Yotam Ottolenghi’s Squash with Chile Yogurt and Cilantro Sauce

Butternut squash gets drizzled with Sriracha-spiked yogurt and more.

Butternut squash gets drizzled with Sriracha-spiked yogurt and more.

 

He has been dubbed a genius with vegetables.

His cooking may not be vegetarian per se, but Yotam Ottolenghi, the chef-owner of four London restaurants, definitely is a champion of putting vegetables front and center, in especially vibrant ways.

His three previous cookbooks have all been best-sellers: “Ottolenghi,” “Jerusalem,” and “Plenty.” No doubt, his fourth one, “Plenty More” (Ten Speed Press), also will top the charts.

In this cookbook, of which I received a review copy, Ottolenghi continues his foray into dazzling veg-centric dishes such as “Steamed Eggplant with Sesame and Green Onion,” “Iranian Vegetable Stew with Dried Lime,” and “Grilled Banana Bread with Tahini and Honeycomb.”

PlentyMoreBook

At this time of year, I love roasting winter squashes. But I’m always looking for new ways to accent them. “Squash with Chile Yogurt and Cilantro Sauce” fit the bill perfectly.

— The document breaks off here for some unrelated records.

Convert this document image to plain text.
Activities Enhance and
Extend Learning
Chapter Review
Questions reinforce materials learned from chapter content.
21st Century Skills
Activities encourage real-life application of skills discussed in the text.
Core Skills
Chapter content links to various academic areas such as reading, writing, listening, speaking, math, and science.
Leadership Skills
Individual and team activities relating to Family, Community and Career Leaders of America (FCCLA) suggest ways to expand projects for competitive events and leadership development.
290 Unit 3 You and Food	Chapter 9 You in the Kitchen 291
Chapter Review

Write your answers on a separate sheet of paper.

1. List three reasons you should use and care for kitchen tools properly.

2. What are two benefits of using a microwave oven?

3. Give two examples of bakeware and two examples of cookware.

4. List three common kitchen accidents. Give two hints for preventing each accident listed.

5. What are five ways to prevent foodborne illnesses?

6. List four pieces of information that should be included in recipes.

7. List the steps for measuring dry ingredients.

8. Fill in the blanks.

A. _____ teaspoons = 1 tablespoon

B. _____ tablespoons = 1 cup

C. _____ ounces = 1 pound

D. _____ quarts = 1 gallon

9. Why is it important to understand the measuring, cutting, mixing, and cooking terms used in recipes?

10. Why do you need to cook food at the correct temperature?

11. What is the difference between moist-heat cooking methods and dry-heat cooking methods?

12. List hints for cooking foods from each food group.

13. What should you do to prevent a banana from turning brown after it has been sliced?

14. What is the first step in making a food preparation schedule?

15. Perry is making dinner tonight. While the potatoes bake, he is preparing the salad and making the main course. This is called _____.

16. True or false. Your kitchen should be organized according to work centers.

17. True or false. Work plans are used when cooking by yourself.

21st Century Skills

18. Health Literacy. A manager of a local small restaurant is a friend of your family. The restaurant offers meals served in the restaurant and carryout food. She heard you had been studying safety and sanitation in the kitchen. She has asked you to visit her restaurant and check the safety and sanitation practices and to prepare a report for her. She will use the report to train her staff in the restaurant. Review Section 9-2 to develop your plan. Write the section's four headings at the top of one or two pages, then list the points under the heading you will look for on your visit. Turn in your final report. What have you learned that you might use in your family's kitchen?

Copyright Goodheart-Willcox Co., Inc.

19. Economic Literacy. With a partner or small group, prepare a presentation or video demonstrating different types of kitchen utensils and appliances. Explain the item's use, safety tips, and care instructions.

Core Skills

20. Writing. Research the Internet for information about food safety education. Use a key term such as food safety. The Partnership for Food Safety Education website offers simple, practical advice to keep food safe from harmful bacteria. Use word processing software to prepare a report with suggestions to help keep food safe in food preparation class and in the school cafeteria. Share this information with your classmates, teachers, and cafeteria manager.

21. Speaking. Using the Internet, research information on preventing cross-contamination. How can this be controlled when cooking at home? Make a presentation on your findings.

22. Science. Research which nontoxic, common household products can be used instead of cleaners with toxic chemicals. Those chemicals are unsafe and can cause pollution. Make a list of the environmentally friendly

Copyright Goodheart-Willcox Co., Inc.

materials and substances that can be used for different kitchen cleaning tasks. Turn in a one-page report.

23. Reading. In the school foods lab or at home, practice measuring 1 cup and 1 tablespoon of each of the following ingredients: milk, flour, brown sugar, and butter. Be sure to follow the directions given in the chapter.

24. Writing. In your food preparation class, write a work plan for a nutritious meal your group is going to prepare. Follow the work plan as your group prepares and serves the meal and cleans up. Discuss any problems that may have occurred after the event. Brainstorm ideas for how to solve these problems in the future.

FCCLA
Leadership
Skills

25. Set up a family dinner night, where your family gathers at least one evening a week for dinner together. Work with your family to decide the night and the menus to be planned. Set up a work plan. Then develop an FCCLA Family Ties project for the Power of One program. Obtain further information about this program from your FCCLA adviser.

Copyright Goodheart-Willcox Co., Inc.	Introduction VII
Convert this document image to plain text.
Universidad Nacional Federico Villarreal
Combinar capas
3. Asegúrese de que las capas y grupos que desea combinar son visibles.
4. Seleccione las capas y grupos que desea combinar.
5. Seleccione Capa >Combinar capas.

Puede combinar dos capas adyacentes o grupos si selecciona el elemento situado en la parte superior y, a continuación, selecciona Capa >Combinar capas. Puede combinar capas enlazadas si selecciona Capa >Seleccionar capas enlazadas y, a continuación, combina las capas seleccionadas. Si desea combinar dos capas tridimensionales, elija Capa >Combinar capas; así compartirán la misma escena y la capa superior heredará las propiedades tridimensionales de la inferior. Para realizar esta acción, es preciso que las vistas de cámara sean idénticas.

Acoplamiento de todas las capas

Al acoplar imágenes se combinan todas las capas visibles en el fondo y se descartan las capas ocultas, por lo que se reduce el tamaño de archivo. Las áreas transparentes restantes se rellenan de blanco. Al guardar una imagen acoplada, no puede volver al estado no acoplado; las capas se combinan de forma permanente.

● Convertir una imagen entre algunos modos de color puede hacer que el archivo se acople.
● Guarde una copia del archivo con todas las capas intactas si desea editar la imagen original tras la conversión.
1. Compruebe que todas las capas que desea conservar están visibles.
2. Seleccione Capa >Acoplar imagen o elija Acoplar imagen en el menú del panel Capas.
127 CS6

Butternut squash is roasted with a sprinkle of cinnamon. But Ottolenghi steers the dish far out of the usual Thanksgiving realm by serving it with Sriracha-spiked yogurt, and an herbaceous sauce of cilantro and garlic that really gives the dish an unexpected sharpness.

It’s a dish that’s got holiday sweetness, but also a big kick of heat and savoriness. It’s a flavor combo you might never have thought of, but are sure to appreciate from the first forkful.

I used my usual trick of sticking the whole butternut squash in the microwave for a few minutes, just until it got soft enough to make sticking a chef’s knife into it a lot easier. The recipe calls for roasting the squash pieces skin side down. But you don’t have to fuss with that too much, as the pieces are rather irregular and will cook just fine no matter what side they are lying on.

Although the recipe calls for 2 1/2 tablespoons of pumpkin seeds, I doubled that just because I like the added crunch.

This dish would make a fine Meatless Monday entree. Or serve it as a side dish alongside lamb or chicken.

If you’ve not yet jumped on the Ottolenghi bandwagon, this dish may just get you hopping on board.

As good as it looks.

As good as it looks.

Squash with Chile Yogurt and Cilantro Sauce

(Serves 4)

1 large butternut squash (3 pounds)

1 teaspoon ground cinnamon

6 tablespoons olive oil

1 3/4 ounces cilantro, leaves and stems (about 22 sprigs), plus extra leaves for garnish

1 small clove garlic, crushed

Scant 2 1/2 tablespoons pumpkin seeds (or more if you like)

1 cup Greek yogurt

1 1/2 teaspoons Sriracha or another savory chile sauce

Salt and black pepper

Preheat the oven to 425 degrees.

Cut the squash in half lengthwise, remove and discard the seeds, and then cut into wedges 3/4-inch wid and about 2 3/4-inches long, leaving the skin on. Place in a large bowl with the cinnamon, 2 tablespoons of the olive oil, 3/4 teaspoon salt, and a good grind of pepper. Mix well so the the squash is evenly coated. Place the squash, skin side down if possible, on 2 baking sheets lined with foil and roast for 35 to 40 minutes, until soft and starting to color on top. Remove from the oven and set aside to cool.

To make the herb paste, place the cilantro, garlic, the remaining 4 tablespoons oil, and a generous pinch of salt in the bowl of a small food processor, blitz to form a fine paste, and set aside.

Turn down the oven temperature to 350 degrees. Lay the pumpkin seeds on a baking sheet and roast in the oven for 6 to 8 minutes. The outer skin will pop open and the seeds will become light and crispy. Remove from the oven and allow to cool.

When you are ready to serve, swirl together the yogurt and Sriracha sauce. Lay the squash wedges on a platter and drizzle the spicy yogurt sauce and then the herb paste over the top (you can also swirl the yogurt sauce and the herb paste together, if you like). Scatter the pumpkin seeds on top, followed by the extra cilantro leaves, and serve.